With ridership falling, largely because of SafeTrack’s massive and costly rebuilding plan, the agency is looking at a $125 million hole this fiscal year. It anticipates a shortfall of $290 million in the next. Metro General Manager Paul J. Wiedefeld warned that all the one-off tricks to balance the books will soon be exhausted.

“This structural financial issue is getting to a point where we just can’t get much further,” Wiedefeld said.

So it was that Tom Bulger, who represents the District on the Metro board, said that the time had come to consider “draconian revenue enhancements.” He said that he had asked staff to look into the possibility of selling naming rights, along the lines of what Los Angeles is doing.  In December, L.A.’s  Metropolitan Transportation Authority approved the sale of naming rights of practically every part of the city’s transit system, the Los Angeles Times said.

“I just hope it’s not too awkward,” passenger Brian Bond told the paper. “Viagra? No, wait. Diapers.”

It’s worth noting that the Los Angeles transit agency turned to naming rights to avoid long-term operating deficits despite an increase in the sales tax for transportation projects, according to the Times. It also says it’s not clear how much revenue the naming rights will bring in.
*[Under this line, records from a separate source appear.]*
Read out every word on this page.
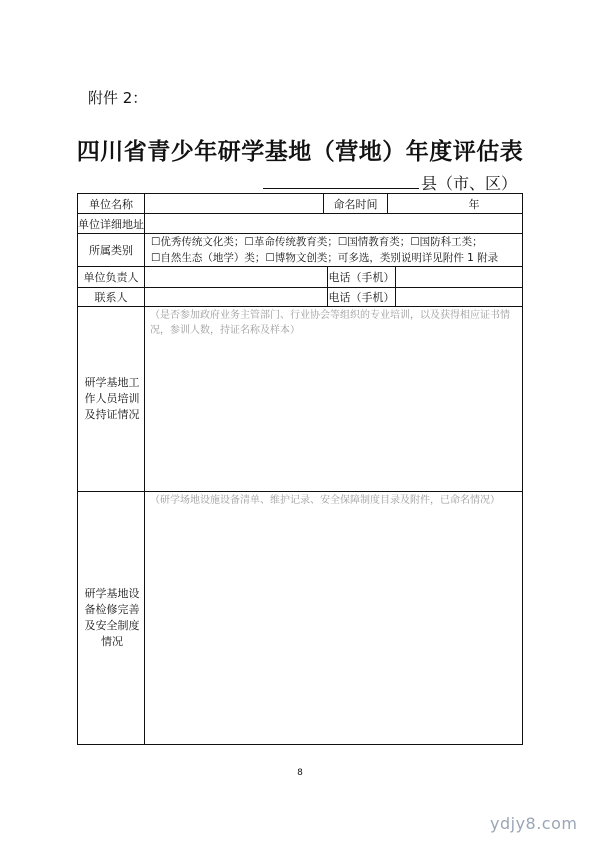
附件 2：
四川省青少年研学基地（营地）年度评估表
县（市、区）
单位名称	命名时间	年
单位详细地址
所属类别
☐优秀传统文化类；☐革命传统教育类；☐国情教育类；☐国防科工类；
☐自然生态（地学）类；☐博物文创类；可多选，类别说明详见附件 1 附录
单位负责人	电话（手机）
联系人	电话（手机）
研学基地工作人员培训及持证情况
（是否参加政府业务主管部门、行业协会等组织的专业培训，以及获得相应证书情况，参训人数，持证名称及样本）
研学基地设备检修完善及安全制度情况
（研学场地设施设备清单、维护记录、安全保障制度目录及附件，已命名情况）
8
ydjy8.com
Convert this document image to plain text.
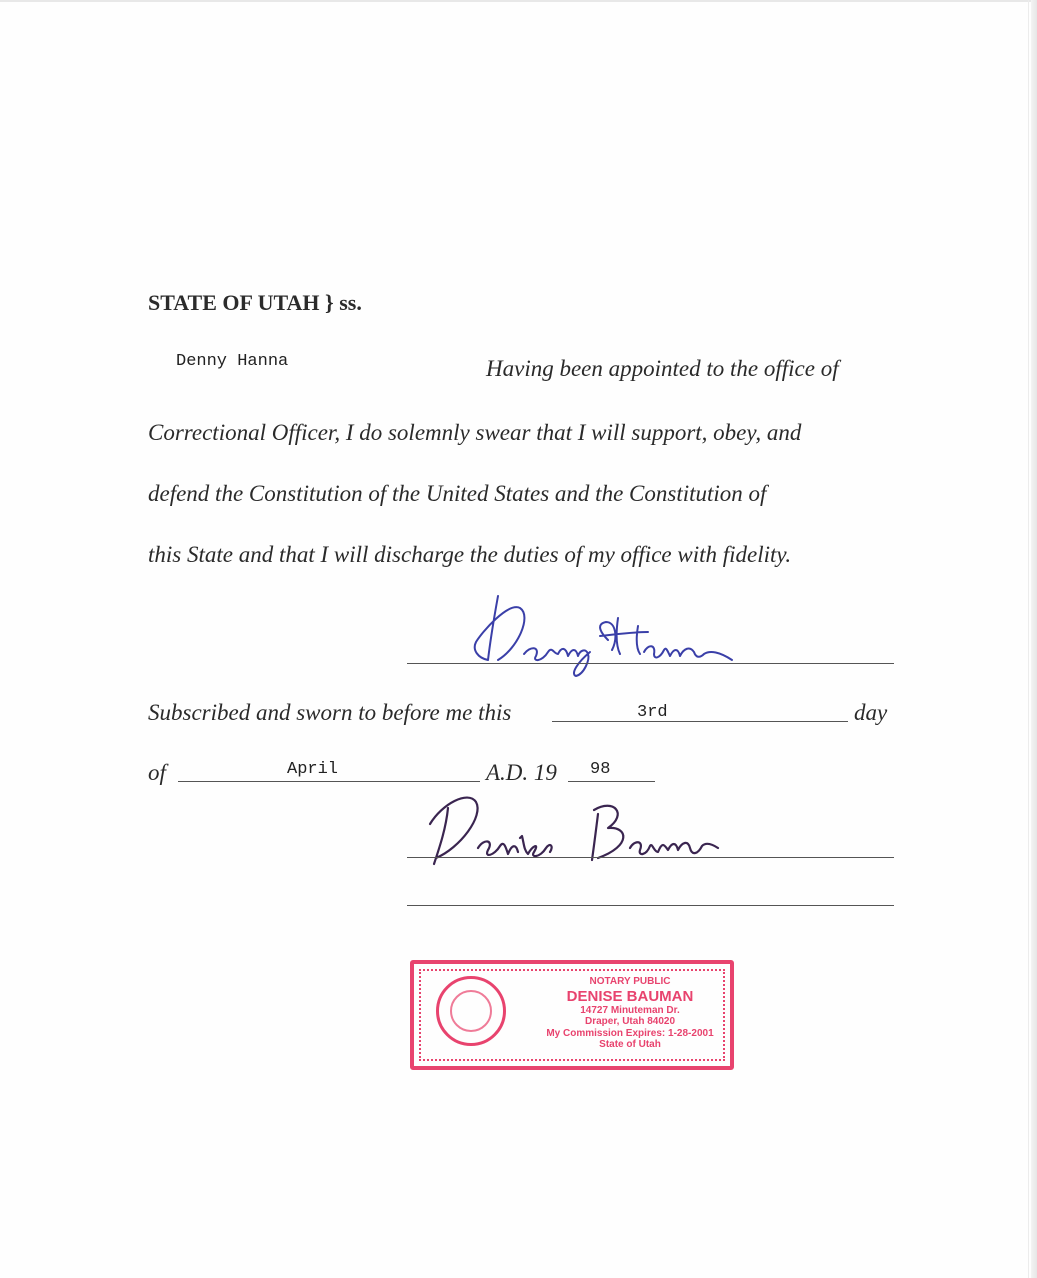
STATE OF UTAH } ss.
Denny Hanna	Having been appointed to the office of
Correctional Officer, I do solemnly swear that I will support, obey, and
defend the Constitution of the United States and the Constitution of
this State and that I will discharge the duties of my office with fidelity.
Subscribed and sworn to before me this	3rd	day
of	April	A.D. 19 98
NOTARY PUBLIC
DENISE BAUMAN
14727 Minuteman Dr.
Draper, Utah 84020
My Commission Expires: 1-28-2001
State of Utah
The San Gabriel Valley Tribune posted a report Thursday saying that the Los Angeles transit system was reconsidering because of possible “free speech entanglements.” Think of what would happen if Chick-fil-A wanted to slap its name on a station in West Hollywood, a board member was quoted as saying.

Back on this coast, Metro board member Michael Goldman said he liked the idea.

“I think we should take advantage of all the opportunities that are out there,” said Goldman, who represents Maryland. “If the Nats want to call Navy Yard station Nats Park/Navy Yard, I think that’s a great idea,” he told reporters. “But all these things are one-shot opportunities.”

Personally, I’d rather see the Lerners use their money to make sure Bryce Harper doesn’t leave town after the 2018 season. But it’s probably just a matter of time before the auctioning off of public infrastructure to the private sector comes to Metro.

Still, would Verizon really take its brand — “Can you hear me now? Good.” — into subway tunnels that blot out every telephone signal or WiFi frequency, including Metro’s? Or FedEx, whose slogan “When there is no tomorrow” might seem more than a little ominous? That’s a company whose bottom line must have taken a hit from linking its name to Daniel Snyder’s defective football team.

On the other hand, when it comes to Metro these days, maybe Services Corporation International, a.k.a. Dignity Memorial, would be a good fit.